Waiting in the airport for my plane back to LA, I heard one of the CNN bloviators describe the last four days as a “Reign of Terror”. The mind boggles. I don’t mean to discount Boston’s tragedy and obviously these two crazy kids managed to kill four people and wound quite a few others, but by what measure was the 60 hours after the original bomb blast a “Reign of Terror”? Only by the measure of a fear obsessed 24/7 media culture that has taken the old, “if it bleeds, it leads” adage of the tabloids to its natural conclusion.
Lets step back and think about the quality of “terrorist” that has menaced America post 9/11. As incompetent a collection of losers and Osama wannabes as one could imagine. The shoe bomber, the underwear bomber, the Times Square bomber, and now these two confused Chechens. Here is my assumption about the Boston Bombers. The older brother, having been denied US citizenship because he beat up his girlfriend, becomes alienated and starts hanging out on Islamist web sites. Meanwhile the younger brother, already an American citizen is almost preternaturally assimilated into US youth culture. He’s handsome, smokes pot, has lots of girl friends and dresses like a typical hip hopster. The older brother comes back from a trip to Chechnya talking Jihad and the younger brother is too stoned to resist the manic appeal of his beloved brother to participate in the planting of the bombs, which the older brother has manufactured off of Islamist website recipes.
But they are the gang that couldn’t shoot straight. They are clueless to the fact that any big city in America has almost complete surveillance coverage of its streets. They don’t even think of trying to escape! The little brother goes out and gets stoned with his friends the night after the Marathon. It’s only the next morning when he realizes that he might need his car, which is in the shop getting repaired. By the time both their pictures are on TV, they are in a state of complete panic. You can almost hear the younger brother pleading with his sibling, “what the fuck did you get me into?”
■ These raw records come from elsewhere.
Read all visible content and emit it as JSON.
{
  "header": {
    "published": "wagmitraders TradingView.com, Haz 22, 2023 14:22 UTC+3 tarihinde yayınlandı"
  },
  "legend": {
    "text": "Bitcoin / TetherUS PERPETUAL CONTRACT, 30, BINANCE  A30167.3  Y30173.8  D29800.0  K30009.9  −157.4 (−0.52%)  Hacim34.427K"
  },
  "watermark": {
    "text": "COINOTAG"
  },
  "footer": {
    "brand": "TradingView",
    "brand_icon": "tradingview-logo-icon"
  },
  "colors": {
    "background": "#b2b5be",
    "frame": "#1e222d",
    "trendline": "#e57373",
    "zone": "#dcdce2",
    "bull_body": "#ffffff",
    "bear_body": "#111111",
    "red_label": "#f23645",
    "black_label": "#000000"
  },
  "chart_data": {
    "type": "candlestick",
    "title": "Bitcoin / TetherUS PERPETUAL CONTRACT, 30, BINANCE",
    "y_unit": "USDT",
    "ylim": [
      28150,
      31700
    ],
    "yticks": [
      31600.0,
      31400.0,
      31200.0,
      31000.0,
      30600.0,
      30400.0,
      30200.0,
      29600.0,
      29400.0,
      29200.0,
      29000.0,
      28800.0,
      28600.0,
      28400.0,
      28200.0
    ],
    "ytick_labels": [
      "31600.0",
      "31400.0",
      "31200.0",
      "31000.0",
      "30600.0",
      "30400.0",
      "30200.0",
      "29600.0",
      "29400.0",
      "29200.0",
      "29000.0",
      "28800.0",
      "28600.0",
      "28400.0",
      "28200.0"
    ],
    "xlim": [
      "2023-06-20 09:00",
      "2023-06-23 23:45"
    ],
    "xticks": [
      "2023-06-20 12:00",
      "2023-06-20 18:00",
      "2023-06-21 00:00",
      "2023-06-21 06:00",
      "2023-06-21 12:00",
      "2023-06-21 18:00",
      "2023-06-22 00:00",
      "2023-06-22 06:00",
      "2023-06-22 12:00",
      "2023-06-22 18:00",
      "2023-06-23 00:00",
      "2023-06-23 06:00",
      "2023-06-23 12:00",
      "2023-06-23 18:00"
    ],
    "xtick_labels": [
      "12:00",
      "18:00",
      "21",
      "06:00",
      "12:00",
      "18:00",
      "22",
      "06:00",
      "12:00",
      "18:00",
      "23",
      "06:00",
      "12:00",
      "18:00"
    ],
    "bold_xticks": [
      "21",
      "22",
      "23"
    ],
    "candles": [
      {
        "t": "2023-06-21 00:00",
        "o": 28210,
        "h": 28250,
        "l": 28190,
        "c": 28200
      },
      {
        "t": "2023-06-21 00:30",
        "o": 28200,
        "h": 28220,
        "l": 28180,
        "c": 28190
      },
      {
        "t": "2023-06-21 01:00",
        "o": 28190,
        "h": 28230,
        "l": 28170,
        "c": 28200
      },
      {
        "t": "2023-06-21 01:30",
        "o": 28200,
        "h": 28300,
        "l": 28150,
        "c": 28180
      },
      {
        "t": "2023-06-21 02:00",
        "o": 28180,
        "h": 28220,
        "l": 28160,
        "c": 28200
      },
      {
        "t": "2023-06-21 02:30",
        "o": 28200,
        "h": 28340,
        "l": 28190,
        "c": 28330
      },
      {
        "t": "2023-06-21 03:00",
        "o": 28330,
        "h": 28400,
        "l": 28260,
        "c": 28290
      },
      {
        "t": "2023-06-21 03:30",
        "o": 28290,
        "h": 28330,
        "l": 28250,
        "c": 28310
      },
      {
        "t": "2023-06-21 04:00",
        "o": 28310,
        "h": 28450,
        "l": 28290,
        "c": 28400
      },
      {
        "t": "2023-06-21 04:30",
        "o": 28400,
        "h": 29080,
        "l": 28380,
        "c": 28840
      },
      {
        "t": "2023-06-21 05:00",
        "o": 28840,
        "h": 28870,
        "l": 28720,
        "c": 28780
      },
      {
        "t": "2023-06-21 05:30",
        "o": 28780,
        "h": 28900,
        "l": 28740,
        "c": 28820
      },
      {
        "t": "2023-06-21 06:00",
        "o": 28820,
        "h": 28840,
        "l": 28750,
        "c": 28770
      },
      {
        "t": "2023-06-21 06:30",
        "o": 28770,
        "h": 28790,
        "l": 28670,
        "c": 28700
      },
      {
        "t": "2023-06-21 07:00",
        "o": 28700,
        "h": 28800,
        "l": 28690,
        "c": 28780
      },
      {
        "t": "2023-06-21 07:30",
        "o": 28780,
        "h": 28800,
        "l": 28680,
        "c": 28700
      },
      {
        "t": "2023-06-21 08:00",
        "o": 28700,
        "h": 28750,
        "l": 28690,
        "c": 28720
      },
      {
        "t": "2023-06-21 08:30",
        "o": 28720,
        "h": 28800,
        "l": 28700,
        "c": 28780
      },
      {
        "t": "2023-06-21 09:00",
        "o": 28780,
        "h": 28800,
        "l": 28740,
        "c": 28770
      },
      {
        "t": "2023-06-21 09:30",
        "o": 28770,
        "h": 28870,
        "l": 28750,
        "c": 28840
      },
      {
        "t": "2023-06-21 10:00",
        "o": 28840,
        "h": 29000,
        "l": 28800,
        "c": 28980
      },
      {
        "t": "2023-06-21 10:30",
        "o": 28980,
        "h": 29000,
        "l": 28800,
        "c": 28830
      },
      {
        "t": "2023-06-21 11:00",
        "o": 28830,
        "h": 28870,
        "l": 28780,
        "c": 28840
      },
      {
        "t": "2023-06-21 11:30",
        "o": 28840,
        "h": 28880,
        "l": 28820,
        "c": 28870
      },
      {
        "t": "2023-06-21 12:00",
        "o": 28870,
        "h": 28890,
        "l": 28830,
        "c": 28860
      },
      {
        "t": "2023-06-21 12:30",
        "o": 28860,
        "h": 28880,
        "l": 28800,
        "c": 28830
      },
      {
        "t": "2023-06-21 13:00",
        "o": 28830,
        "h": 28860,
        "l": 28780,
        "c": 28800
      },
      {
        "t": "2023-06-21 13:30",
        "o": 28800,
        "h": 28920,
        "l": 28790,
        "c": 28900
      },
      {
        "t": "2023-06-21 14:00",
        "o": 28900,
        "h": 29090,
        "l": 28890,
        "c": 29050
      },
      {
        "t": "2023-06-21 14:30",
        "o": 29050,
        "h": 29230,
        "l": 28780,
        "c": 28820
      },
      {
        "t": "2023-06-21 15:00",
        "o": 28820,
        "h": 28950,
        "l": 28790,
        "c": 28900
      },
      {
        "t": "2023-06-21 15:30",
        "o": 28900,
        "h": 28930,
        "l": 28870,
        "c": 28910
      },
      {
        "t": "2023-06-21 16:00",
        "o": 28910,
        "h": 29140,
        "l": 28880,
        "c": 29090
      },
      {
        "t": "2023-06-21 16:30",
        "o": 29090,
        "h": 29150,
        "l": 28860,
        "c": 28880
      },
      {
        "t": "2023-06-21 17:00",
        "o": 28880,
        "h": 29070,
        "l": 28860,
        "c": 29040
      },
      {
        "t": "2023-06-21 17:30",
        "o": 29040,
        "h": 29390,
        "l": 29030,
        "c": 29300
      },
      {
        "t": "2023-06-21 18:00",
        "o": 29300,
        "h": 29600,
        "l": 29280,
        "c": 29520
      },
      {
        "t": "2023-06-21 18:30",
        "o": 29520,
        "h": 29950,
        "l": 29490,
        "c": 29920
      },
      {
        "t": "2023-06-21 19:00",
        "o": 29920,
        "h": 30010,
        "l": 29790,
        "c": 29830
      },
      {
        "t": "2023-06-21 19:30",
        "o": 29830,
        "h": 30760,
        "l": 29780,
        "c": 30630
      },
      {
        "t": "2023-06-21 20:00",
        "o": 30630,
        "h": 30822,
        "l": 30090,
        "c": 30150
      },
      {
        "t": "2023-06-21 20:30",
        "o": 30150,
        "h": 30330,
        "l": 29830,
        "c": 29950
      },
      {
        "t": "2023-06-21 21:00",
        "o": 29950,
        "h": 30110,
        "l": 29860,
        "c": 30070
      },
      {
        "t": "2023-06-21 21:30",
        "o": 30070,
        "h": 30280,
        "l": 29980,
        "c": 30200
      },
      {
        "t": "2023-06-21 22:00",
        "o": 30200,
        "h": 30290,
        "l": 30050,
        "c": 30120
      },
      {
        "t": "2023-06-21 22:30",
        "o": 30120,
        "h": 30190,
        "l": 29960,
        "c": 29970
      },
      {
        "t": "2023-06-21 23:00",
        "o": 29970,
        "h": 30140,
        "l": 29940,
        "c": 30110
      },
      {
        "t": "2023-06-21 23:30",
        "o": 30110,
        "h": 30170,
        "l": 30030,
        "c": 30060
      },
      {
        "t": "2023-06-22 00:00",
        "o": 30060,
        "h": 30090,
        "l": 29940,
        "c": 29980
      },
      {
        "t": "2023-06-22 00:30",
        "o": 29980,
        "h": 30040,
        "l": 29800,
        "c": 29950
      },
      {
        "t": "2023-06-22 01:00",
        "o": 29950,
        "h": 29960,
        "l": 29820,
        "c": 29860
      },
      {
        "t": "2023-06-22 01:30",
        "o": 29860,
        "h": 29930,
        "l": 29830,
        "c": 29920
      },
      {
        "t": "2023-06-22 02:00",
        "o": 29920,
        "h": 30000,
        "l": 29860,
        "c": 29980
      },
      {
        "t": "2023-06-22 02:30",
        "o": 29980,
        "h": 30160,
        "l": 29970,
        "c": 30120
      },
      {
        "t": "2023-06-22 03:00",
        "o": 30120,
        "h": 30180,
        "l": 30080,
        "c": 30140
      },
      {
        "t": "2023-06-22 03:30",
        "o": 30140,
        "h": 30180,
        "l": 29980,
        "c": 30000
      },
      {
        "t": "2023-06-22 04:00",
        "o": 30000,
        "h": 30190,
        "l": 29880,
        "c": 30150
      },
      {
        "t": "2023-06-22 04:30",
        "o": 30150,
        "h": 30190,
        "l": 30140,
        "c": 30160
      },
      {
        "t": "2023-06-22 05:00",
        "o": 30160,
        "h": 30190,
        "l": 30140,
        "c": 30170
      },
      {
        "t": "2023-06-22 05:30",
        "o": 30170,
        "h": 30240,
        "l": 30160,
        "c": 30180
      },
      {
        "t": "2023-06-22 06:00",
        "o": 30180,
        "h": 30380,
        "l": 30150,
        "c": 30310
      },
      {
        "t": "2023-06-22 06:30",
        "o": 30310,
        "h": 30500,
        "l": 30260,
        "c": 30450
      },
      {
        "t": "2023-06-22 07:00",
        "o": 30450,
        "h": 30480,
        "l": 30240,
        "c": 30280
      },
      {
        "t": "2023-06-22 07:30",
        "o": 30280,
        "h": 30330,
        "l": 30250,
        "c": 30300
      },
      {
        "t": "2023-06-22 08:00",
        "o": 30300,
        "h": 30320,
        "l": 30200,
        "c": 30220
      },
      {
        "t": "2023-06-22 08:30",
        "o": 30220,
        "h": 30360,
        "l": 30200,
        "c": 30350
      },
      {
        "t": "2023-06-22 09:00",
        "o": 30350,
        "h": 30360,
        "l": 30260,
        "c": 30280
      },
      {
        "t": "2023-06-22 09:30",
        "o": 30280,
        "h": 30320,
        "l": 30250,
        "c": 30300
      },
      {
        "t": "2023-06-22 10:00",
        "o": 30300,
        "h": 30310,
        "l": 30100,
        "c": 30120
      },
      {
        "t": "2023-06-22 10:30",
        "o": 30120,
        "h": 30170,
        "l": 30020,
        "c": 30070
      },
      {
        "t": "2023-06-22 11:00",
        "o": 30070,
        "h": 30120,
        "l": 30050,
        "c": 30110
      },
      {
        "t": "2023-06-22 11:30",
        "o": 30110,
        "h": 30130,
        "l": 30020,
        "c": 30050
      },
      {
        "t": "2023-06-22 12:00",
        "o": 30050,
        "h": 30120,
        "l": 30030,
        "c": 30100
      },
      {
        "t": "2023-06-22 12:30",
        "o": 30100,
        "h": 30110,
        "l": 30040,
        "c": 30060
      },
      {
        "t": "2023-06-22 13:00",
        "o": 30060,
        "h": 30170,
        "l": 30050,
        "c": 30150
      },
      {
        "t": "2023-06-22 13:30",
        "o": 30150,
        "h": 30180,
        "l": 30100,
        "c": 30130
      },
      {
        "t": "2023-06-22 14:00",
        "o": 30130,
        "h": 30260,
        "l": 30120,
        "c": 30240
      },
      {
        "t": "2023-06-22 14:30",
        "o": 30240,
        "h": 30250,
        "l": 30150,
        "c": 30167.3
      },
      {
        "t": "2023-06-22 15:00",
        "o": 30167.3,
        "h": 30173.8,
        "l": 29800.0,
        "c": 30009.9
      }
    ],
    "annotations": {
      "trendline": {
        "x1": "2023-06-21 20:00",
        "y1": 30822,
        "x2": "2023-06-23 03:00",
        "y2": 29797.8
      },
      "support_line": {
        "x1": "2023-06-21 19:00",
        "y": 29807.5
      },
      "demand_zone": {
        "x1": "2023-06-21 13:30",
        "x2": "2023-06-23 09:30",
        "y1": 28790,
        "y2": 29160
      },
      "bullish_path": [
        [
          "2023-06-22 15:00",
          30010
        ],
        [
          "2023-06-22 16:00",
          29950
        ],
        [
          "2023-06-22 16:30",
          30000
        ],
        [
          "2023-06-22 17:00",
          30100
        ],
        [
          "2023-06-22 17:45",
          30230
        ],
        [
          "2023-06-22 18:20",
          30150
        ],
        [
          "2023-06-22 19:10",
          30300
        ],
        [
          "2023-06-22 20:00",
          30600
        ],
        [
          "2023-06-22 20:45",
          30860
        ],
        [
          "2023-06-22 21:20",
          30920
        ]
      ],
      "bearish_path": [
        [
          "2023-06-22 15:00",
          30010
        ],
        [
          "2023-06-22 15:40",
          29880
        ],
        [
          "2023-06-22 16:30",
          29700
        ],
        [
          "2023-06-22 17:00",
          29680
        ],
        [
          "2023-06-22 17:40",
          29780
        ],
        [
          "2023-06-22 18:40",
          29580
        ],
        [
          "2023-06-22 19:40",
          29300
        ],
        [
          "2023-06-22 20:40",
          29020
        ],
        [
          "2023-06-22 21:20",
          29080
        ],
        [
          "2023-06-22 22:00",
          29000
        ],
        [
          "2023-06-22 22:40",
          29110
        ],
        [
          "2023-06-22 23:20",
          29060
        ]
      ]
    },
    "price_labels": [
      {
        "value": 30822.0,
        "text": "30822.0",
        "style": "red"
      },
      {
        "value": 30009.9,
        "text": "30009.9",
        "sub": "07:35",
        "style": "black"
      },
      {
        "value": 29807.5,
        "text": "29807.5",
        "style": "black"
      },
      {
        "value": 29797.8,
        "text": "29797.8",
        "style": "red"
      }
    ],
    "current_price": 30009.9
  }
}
When the inevitable happens and they are cornered by the cops, they comically try to throw one of their IED’s at the cops, only to have it bounce 20 feet in front of them, explode and fill their own legs full of shrapnel.
But if you were to tune into Cable news on Thursday or Friday, you would have not heard about this Opera Bouffe, but rather be confronted with all the post 9/11 Terror in our Cities graphic packages, complete with scary music. A whole city shut down for 24 hours over what should have been treated as a high level SWAT operation. Was there anyone who even dared to ask if this was really the appropriate reaction?
As I have been saying for a while, the default setting for American media and finance culture for at least the last 12 years has been FEAR. It has forced us to overreact in almost every sector. It forced us into two unnecessary wars. It forced us to bail out the big banks at the public expense. It has kept Americas great companies from investing in our future, preferring to hold $trillions in cash on their balance sheets for what they are assured is the coming shitstorm where they will no longer be able to borrow. And few realize that most of the Great Wall Street fortunes made in this period have been by taking advantage of the fear culture. The whole hedge fund economy is based on taking a short position (betting on failure) and then “talking your book” so it becomes a self fulfilling prophecy. How did John Paulson accumulate one of the great fortunes of our time? By designing a securitized bundle of mortgages that HE KNEW WOULD FAIL, taking the short side of the trade and then getting some suckers (fooled by the AAA rating) to take the long side.
Nothing productive has come out of this fear culture. Despite the constant barrage of bad news, the world has actually gotten better in the last 12 years. Millions have been lifted out of poverty. Life expectancies have improved. More women and minorities are being educated and are taking positions of power. Cars are getting more efficient and less polluting. But for a tabloidized media culture, these are not interesting stories. And for speculative capitalism, good news does not bring instant windfalls like a great short play.
As a society we have to realize that Franklin Roosevelt was right when he said, “We have nothing to fear, but fear itself.” America’s innovation culture was not built by being risk averse, just the opposite. Just how the media and the stock speculators could heed Roosevelt’s advice is of course the much larger question.